The event is part of the Transperiphery Conversations series organized in conjunction with the exhibition Transperiphery Movement: Global Eastern Europe and Global South, curated by Eszter Szakács and Zoltán Ginelli at OFF-Biennale Budapest.

In socialist Eastern Europe many translations of black writers’ anti-colonial, anti-racist and Pan-Africanist literature appeared, which have been almost completely forgotten after the 1989/91 system change. Black writers, such as Amilcar Cabral, Frantz Fanon, Aimé Césaire, or W. E. B. du Bois, or leaders of new postcolonial countries, such as Léopold Sédar Senghor in Senegal or Kwame Nkrumah in Ghana, became important political allies for Eastern Europeans within socialist internationalism. However, discussions about global socialist anti-colonialism often forget that Pan-Africanism and the négritude movement had deeper roots in the early 20th century diasporic and circulation networks of the Black Atlantic, within the triangle of Paris, West Africa, and Afro-America. Eastern Europeans were also involved in the diasporic and circulation networks of colonial metropoles, bringing home ideas and experiences about race and coloniality. In the interwar era, populist “folk writers” and village researchers pursued nativism, naturalism, neoprimitivism, and the exoticization of their “indigenous” peasant populations, seeking authentic racial origins to defend their national sovereignty and contest their dependency from hegemonic colonial empires. Eastern European literature often expressed a semiperipheral raciality of being “peripheral whites,” identifying with the black position or being the “white negro” in Europe. These various authors, writings, genres, and translations later prevailed or often were repositioned to serve socialist era anti-colonialism and to express anti-racist solidarity with the postcolonial countries of the Global South.
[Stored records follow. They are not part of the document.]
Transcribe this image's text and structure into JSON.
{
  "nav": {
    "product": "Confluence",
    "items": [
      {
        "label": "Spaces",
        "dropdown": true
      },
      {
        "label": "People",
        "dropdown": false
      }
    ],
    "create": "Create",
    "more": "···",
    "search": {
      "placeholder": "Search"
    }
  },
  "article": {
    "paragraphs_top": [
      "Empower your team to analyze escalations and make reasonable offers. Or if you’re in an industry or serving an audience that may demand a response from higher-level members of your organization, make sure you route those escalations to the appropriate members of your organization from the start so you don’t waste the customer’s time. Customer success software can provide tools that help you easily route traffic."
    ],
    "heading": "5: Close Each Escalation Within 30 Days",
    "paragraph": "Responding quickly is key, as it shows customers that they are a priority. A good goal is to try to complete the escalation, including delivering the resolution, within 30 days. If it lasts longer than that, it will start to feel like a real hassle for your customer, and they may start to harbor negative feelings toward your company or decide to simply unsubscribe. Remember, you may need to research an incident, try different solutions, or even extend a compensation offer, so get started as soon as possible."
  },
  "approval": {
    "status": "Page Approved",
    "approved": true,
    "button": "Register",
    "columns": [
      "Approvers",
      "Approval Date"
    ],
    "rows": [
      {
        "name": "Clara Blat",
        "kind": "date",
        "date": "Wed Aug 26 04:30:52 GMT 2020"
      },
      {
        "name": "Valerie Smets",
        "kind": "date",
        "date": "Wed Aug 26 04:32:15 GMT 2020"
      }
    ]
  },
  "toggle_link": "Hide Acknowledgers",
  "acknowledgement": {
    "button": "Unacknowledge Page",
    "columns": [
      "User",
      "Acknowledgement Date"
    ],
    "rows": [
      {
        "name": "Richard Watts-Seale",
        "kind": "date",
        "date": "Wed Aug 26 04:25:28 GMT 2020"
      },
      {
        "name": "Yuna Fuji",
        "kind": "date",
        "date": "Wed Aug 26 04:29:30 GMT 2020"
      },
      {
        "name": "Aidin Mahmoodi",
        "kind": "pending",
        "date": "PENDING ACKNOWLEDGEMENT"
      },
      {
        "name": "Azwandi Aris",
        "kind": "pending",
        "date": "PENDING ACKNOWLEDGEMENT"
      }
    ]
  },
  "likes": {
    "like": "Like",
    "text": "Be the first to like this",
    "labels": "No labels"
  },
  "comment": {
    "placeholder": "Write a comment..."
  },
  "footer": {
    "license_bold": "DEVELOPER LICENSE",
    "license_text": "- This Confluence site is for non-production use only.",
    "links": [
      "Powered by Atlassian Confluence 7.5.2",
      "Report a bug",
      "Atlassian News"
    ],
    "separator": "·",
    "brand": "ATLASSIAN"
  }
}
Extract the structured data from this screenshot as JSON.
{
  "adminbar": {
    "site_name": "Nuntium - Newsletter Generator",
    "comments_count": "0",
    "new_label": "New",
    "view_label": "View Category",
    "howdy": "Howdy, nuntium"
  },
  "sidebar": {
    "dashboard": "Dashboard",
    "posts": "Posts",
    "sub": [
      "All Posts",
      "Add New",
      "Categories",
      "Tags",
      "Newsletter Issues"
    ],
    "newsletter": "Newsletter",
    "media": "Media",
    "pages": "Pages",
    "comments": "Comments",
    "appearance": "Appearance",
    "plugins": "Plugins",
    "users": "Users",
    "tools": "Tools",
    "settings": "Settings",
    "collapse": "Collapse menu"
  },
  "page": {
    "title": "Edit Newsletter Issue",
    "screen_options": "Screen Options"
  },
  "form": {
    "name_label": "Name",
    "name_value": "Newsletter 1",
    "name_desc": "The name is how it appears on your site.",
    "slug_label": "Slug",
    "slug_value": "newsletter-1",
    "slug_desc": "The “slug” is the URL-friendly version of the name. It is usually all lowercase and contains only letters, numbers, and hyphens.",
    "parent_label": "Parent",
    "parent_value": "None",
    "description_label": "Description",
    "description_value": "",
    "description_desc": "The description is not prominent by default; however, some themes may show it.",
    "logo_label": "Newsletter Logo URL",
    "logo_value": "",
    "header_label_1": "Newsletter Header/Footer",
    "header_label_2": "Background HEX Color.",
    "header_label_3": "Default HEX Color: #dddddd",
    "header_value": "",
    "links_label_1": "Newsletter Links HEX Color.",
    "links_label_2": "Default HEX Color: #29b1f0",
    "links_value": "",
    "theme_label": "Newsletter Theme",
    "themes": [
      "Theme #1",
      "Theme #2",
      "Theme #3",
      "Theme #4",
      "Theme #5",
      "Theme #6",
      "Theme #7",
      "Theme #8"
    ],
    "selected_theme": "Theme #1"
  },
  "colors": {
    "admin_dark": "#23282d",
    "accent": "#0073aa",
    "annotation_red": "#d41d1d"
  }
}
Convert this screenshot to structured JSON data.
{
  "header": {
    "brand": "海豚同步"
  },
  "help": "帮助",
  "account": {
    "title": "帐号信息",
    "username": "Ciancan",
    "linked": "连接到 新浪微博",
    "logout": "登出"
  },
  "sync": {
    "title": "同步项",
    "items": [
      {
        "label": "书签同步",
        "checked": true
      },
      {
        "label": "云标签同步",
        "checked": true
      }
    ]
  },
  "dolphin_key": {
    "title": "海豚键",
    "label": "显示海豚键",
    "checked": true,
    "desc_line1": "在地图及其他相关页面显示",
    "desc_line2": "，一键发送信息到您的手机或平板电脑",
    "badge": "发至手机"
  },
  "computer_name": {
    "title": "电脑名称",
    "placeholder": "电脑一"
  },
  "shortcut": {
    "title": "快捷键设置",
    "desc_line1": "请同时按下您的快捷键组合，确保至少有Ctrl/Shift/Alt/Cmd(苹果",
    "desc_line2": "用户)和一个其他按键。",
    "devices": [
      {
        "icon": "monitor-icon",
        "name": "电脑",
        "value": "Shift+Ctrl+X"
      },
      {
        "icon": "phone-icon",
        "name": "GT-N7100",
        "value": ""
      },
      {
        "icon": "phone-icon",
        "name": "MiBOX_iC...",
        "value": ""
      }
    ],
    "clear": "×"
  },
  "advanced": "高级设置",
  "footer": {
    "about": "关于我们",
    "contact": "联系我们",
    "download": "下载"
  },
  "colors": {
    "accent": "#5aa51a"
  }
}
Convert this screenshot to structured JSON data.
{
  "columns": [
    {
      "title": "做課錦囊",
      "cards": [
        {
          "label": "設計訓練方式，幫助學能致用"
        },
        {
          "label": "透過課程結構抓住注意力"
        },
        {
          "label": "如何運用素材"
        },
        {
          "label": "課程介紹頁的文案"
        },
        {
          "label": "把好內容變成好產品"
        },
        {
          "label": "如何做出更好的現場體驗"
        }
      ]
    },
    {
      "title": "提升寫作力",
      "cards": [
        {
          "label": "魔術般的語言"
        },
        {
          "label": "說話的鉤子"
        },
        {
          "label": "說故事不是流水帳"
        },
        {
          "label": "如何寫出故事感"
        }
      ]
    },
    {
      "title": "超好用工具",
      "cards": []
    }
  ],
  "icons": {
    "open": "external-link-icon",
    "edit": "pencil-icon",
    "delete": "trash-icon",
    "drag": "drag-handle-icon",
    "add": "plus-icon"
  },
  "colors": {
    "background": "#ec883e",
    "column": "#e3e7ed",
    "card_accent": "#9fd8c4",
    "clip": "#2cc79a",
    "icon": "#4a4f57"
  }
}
Philosopher and cultural theorist Ovidiu Ţichindeleanu in conversation with Zoltán Ginelli will  focus on case studies and insights from Hungary and Romania. Their conversation will revolve around the following questions:

  1. What was the Eastern European reception of and contributions to négritude and Pan-Africanism? Which authors and what genres were translated, and which were forgotten or rediscovered after the 1989/91 system change?
  2. Were there any historical parallels or interconnections developed in this literature about coloniality, race, and decolonization between Eastern Europe and the Global South?
  3. How can the position of Eastern Europe within this wider history inform our current political and academic discourses of decolonialism, anti-racism, and anti-systemic critique?